What I've always believed to be the cause of ice build up on skis to be has been simply a case of ski care. I've never seen a case of ice on a pair of skis that have been properly waxed. While every ski I've seen with ice, it was clear from the white base that there was a lack of wax currently on the ski.

In an effort to help solve this issue, I've been working on setting up an experiment with two sets of skis. The rental shop manager thought this sounded like fun so he's on the lookout for a ski to fit my request. Basically two sets of skis, one needing wax, and one freshly waxed. Both will be brought out of the rental shop, dropped on the snow, and given a 1 minute resting period on the snow. In theory both should develop ice proving the DCL's opinion. If only one develops ice, we will need to push the experiment further.

Tuesday, December 1, 2009

Return of the Season 09-10

The snow is back and in force. Several wonderful days of skiing these past weeks have left me very happy the season is back earlier than usual. With it come more regular updates to this blog for the handful of people reading it.

Biggest changes this season from last...
  • Co-operation between resorts for the instructing staff to co-train*. The local PSIA representative has been successful in convincing the resorts to allow cross training between the resorts. This means I will be attending the Certification sessions and classes over at our neighboring larger corporate (aka Corpy) resort that happen on a 3xweek basis in the hopes of finally passing the on-snow portion of my exam. Judging from the first day of review and being on snow, I've got a lot of work to do.
  • The loss of many coworkers. I somehow was kept out of the controversy over the summer, but it seems several of our more senior instructors have all left the resort and moved on to Corpy's staff. It was quite a shock to see my former co-workers arrive at the Certification training sessions decked out in Corpy's gear.
My big issue this year has now been moved to do I stay at the smaller resort or do I move on to Corpy? Both have advantages and disadvantages. The main draw for Corpy is the heavy recruiting their senior staff is making on me. They've pointed out how they are setup to help instructors move through the ranks of the PSIA with regularly scheduled on and off snow training and review. They've also got several features setup a little better like a true ski school location for their staff to store gear and meet (not that I mind having our morning meetings in the bar). They've also been pushing that the minimum age for students is 6 unlike my current school's minimum age of 4 (from 4-6 Corpy has ACE certified instructors and schools to handle the students). The pay is a little better as well, although that gets lost when you realize the cost of items at Corpy is about 10x greater ($3.25 for a 12 oz Coke? WTF?). My guess is these were all things that helped convince my former coworkers to move over.

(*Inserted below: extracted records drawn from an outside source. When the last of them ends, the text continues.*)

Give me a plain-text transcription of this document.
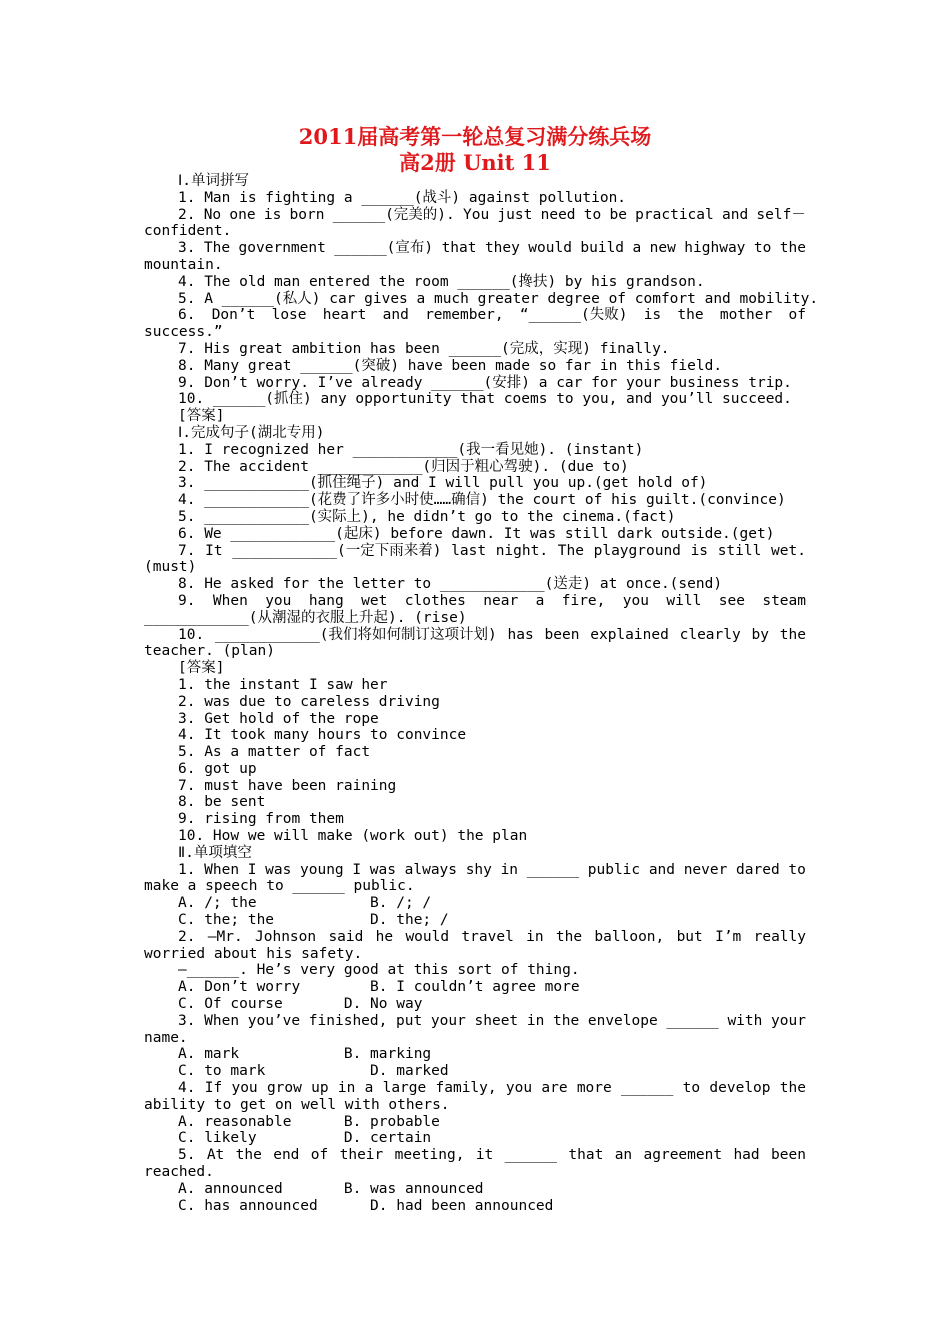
2011届高考第一轮总复习满分练兵场
高2册 Unit 11
Ⅰ.单词拼写
1. Man is fighting a ______(战斗) against pollution.
2. No one is born ______(完美的). You just need to be practical and self－
confident.
3. The government ______(宣布) that they would build a new highway to the
mountain.
4. The old man entered the room ______(搀扶) by his grandson.
5. A ______(私人) car gives a much greater degree of comfort and mobility.
6. Don’t lose heart and remember, “______(失败) is the mother of
success.”
7. His great ambition has been ______(完成，实现) finally.
8. Many great ______(突破) have been made so far in this field.
9. Don’t worry. I’ve already ______(安排) a car for your business trip.
10. ______(抓住) any opportunity that coems to you, and you’ll succeed.
[答案]
Ⅰ.完成句子(湖北专用)
1. I recognized her ____________(我一看见她). (instant)
2. The accident ____________(归因于粗心驾驶). (due to)
3. ____________(抓住绳子) and I will pull you up.(get hold of)
4. ____________(花费了许多小时使……确信) the court of his guilt.(convince)
5. ____________(实际上), he didn’t go to the cinema.(fact)
6. We ____________(起床) before dawn. It was still dark outside.(get)
7. It ____________(一定下雨来着) last night. The playground is still wet.
(must)
8. He asked for the letter to ____________(送走) at once.(send)
9. When you hang wet clothes near a fire, you will see steam
____________(从潮湿的衣服上升起). (rise)
10. ____________(我们将如何制订这项计划) has been explained clearly by the
teacher. (plan)
[答案]
1. the instant I saw her
2. was due to careless driving
3. Get hold of the rope
4. It took many hours to convince
5. As a matter of fact
6. got up
7. must have been raining
8. be sent
9. rising from them
10. How we will make (work out) the plan
Ⅱ.单项填空
1. When I was young I was always shy in ______ public and never dared to
make a speech to ______ public.
A. /; the             B. /; /
C. the; the           D. the; /
2. —Mr. Johnson said he would travel in the balloon, but I’m really
worried about his safety.
—______. He’s very good at this sort of thing.
A. Don’t worry        B. I couldn’t agree more
C. Of course       D. No way
3. When you’ve finished, put your sheet in the envelope ______ with your
name.
A. mark            B. marking
C. to mark            D. marked
4. If you grow up in a large family, you are more ______ to develop the
ability to get on well with others.
A. reasonable      B. probable
C. likely          D. certain
5. At the end of their meeting, it ______ that an agreement had been
reached.
A. announced       B. was announced
C. has announced      D. had been announced
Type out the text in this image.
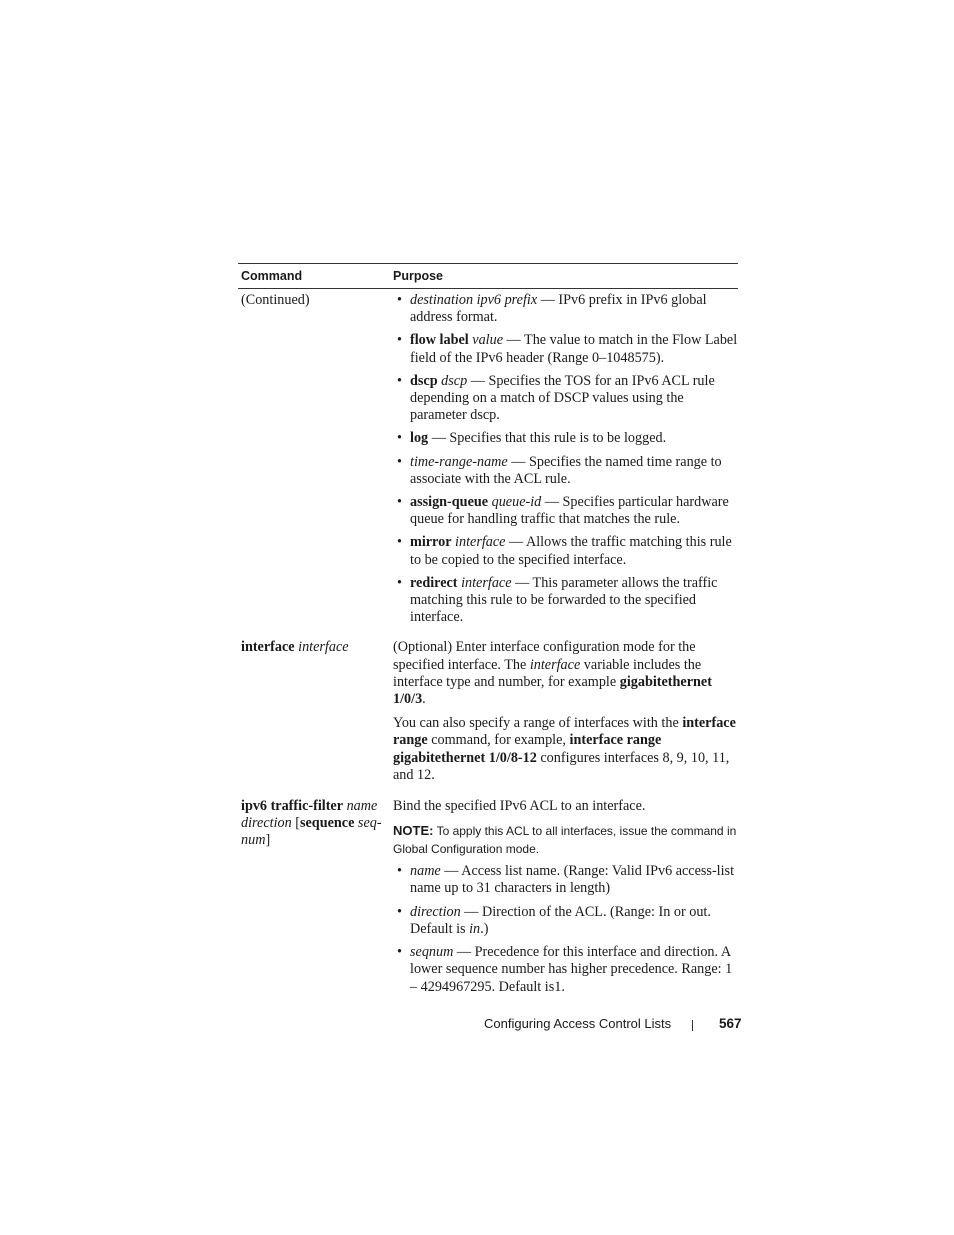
Command	Purpose
(Continued)
•	destination ipv6 prefix — IPv6 prefix in IPv6 global address format.
• flow label value — The value to match in the Flow Label field of the IPv6 header (Range 0–1048575).
• dscp dscp — Specifies the TOS for an IPv6 ACL rule depending on a match of DSCP values using the parameter dscp.
• log — Specifies that this rule is to be logged.
• time-range-name — Specifies the named time range to associate with the ACL rule.
• assign-queue queue-id — Specifies particular hardware queue for handling traffic that matches the rule.
• mirror interface — Allows the traffic matching this rule to be copied to the specified interface.
• redirect interface — This parameter allows the traffic matching this rule to be forwarded to the specified interface.
interface interface	(Optional) Enter interface configuration mode for the specified interface. The interface variable includes the interface type and number, for example gigabitethernet 1/0/3.

You can also specify a range of interfaces with the interface range command, for example, interface range gigabitethernet 1/0/8-12 configures interfaces 8, 9, 10, 11, and 12.

ipv6 traffic-filter name direction [sequence seq-num]

Bind the specified IPv6 ACL to an interface.

NOTE: To apply this ACL to all interfaces, issue the command in Global Configuration mode.

• name — Access list name. (Range: Valid IPv6 access-list name up to 31 characters in length)
• direction — Direction of the ACL. (Range: In or out. Default is in.)
• seqnum — Precedence for this interface and direction. A lower sequence number has higher precedence. Range: 1 – 4294967295. Default is1.
Configuring Access Control Lists	567
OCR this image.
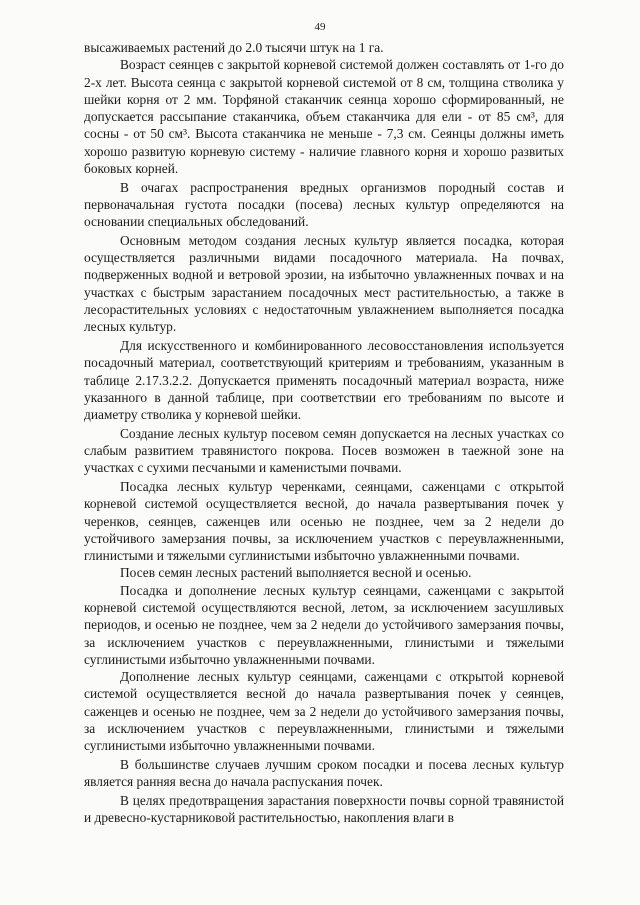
49

высаживаемых растений до 2.0 тысячи штук на 1 га.

Возраст сеянцев с закрытой корневой системой должен составлять от 1-го до 2-х лет. Высота сеянца с закрытой корневой системой от 8 см, толщина стволика у шейки корня от 2 мм. Торфяной стаканчик сеянца хорошо сформированный, не допускается рассыпание стаканчика, объем стаканчика для ели - от 85 см³, для сосны - от 50 см³. Высота стаканчика не меньше - 7,3 см. Сеянцы должны иметь хорошо развитую корневую систему - наличие главного корня и хорошо развитых боковых корней.

В очагах распространения вредных организмов породный состав и первоначальная густота посадки (посева) лесных культур определяются на основании специальных обследований.

Основным методом создания лесных культур является посадка, которая осуществляется различными видами посадочного материала. На почвах, подверженных водной и ветровой эрозии, на избыточно увлажненных почвах и на участках с быстрым зарастанием посадочных мест растительностью, а также в лесорастительных условиях с недостаточным увлажнением выполняется посадка лесных культур.

Для искусственного и комбинированного лесовосстановления используется посадочный материал, соответствующий критериям и требованиям, указанным в таблице 2.17.3.2.2. Допускается применять посадочный материал возраста, ниже указанного в данной таблице, при соответствии его требованиям по высоте и диаметру стволика у корневой шейки.

Создание лесных культур посевом семян допускается на лесных участках со слабым развитием травянистого покрова. Посев возможен в таежной зоне на участках с сухими песчаными и каменистыми почвами.

Посадка лесных культур черенками, сеянцами, саженцами с открытой корневой системой осуществляется весной, до начала развертывания почек у черенков, сеянцев, саженцев или осенью не позднее, чем за 2 недели до устойчивого замерзания почвы, за исключением участков с переувлажненными, глинистыми и тяжелыми суглинистыми избыточно увлажненными почвами.

Посев семян лесных растений выполняется весной и осенью.

Посадка и дополнение лесных культур сеянцами, саженцами с закрытой корневой системой осуществляются весной, летом, за исключением засушливых периодов, и осенью не позднее, чем за 2 недели до устойчивого замерзания почвы, за исключением участков с переувлажненными, глинистыми и тяжелыми суглинистыми избыточно увлажненными почвами.

Дополнение лесных культур сеянцами, саженцами с открытой корневой системой осуществляется весной до начала развертывания почек у сеянцев, саженцев и осенью не позднее, чем за 2 недели до устойчивого замерзания почвы, за исключением участков с переувлажненными, глинистыми и тяжелыми суглинистыми избыточно увлажненными почвами.

В большинстве случаев лучшим сроком посадки и посева лесных культур является ранняя весна до начала распускания почек.

В целях предотвращения зарастания поверхности почвы сорной травянистой и древесно-кустарниковой растительностью, накопления влаги в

For me, the big seller is the regularly scheduled training bits. Oh, their complete lack of a rope tow (how my knees and gloves hate thee), and a very nice beginner hill area are also big draws for me. But it's hard to give up being with people you enjoy working with too. Since I'm not signed up for either school yet, I've got a week to think about this.

* To be clear, the ski schools have never had an issue sharing time or knowledge, it's always been a challenge with getting the resorts themselves to allow the other instructor's letters for a pass.